「もう、あんたなんか死んでいいよ」

「もう、あんたなんか死んでいいよ」
七夕が終わり人のまばらになったアーケード街を歩いていたその女は、私とすれ違いざまに、そう言った。彼女の言葉の矛先は私に向かってではなく、ブランド物の革鞄とともに彼女の掌に握られた、携帯電話の先にいる相手に向かっていたのだが、唐突に「死んでいい」などと言われた私はぎょっとして一瞬立ち止まった。気をとりなおして再び歩き出しつつその声を反芻するに、それはひどく平板で、そこからは激しい感情と言うものが抜け落ちていた、いや、そこには感情と言うものはおそらく、最初からなかった。女はまるで「そこの醤油をとって頂戴」と言うような気安さで「死んでいいよ」と発声していたのである。

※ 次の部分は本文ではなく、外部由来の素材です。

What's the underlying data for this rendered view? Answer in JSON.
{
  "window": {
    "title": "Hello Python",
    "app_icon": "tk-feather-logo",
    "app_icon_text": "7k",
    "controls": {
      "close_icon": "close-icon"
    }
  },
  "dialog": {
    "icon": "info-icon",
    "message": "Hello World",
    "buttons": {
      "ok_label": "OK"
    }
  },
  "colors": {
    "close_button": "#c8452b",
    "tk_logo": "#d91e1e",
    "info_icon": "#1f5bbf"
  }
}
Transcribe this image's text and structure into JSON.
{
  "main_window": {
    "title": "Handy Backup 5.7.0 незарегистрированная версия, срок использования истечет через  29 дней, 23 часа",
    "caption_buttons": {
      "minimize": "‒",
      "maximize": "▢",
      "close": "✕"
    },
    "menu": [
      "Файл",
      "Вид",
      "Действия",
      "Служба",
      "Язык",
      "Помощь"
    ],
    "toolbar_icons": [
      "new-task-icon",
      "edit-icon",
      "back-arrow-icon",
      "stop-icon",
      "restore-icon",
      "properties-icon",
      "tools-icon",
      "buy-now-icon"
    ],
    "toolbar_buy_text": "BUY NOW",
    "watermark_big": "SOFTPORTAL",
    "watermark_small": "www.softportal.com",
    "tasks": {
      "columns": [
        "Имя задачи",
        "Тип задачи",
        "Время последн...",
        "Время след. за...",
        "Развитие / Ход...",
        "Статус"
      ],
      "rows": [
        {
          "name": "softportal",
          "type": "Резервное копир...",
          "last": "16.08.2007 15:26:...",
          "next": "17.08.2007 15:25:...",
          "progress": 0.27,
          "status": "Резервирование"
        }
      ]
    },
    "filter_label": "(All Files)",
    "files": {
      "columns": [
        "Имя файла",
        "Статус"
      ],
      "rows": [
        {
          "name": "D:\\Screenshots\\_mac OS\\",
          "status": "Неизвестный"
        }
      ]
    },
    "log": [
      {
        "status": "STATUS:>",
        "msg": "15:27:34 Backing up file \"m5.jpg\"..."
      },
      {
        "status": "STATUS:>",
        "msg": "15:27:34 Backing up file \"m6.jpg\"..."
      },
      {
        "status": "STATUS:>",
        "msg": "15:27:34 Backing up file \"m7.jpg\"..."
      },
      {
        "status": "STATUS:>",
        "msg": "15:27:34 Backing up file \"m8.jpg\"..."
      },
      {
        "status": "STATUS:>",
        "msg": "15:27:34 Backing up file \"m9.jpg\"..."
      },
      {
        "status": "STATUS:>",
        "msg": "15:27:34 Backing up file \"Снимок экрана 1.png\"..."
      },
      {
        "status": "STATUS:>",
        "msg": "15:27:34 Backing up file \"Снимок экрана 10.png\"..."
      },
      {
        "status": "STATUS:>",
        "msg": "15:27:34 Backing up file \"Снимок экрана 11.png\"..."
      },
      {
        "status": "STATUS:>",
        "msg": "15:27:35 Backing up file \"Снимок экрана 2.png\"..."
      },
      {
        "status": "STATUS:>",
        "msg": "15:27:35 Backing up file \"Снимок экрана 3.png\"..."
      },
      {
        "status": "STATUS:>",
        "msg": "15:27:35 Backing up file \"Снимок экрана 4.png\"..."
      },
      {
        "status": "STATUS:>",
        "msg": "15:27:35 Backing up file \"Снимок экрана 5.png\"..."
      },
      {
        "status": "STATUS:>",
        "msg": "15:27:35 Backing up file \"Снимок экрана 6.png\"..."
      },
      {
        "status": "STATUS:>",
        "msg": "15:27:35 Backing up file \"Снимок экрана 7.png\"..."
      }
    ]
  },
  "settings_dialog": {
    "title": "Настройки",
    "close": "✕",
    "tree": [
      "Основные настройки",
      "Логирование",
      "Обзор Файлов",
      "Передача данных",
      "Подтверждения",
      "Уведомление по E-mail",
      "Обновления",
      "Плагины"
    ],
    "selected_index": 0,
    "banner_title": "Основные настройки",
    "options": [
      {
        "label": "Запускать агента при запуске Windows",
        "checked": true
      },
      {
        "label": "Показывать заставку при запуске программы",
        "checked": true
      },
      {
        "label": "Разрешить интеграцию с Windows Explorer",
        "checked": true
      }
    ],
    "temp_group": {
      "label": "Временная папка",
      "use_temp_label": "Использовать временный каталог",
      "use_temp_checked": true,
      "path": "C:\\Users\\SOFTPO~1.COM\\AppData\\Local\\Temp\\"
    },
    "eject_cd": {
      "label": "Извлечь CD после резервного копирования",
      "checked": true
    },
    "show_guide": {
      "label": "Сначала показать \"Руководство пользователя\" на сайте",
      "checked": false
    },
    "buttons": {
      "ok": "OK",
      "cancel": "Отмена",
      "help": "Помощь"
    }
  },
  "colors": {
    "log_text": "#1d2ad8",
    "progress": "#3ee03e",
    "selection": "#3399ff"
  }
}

「死んでいい」という言葉は一体どんな日本語であろう。そこには「死ね」という積極的な憎悪は存在しない。それはおそらく、あなたが死んでも私は何とも思わない、私は何も感知しない、という縁の切れ目を表す言葉であろう。かつては死んでもらっては困る存在であったものが、死んでもかまわない存在へと変化した、その存在があなたである、という意思表示であろう。そう考えると、私の耳元で「死んでいい」と言った女の言葉にさしたる感情がこもっていない、ということも理解できる。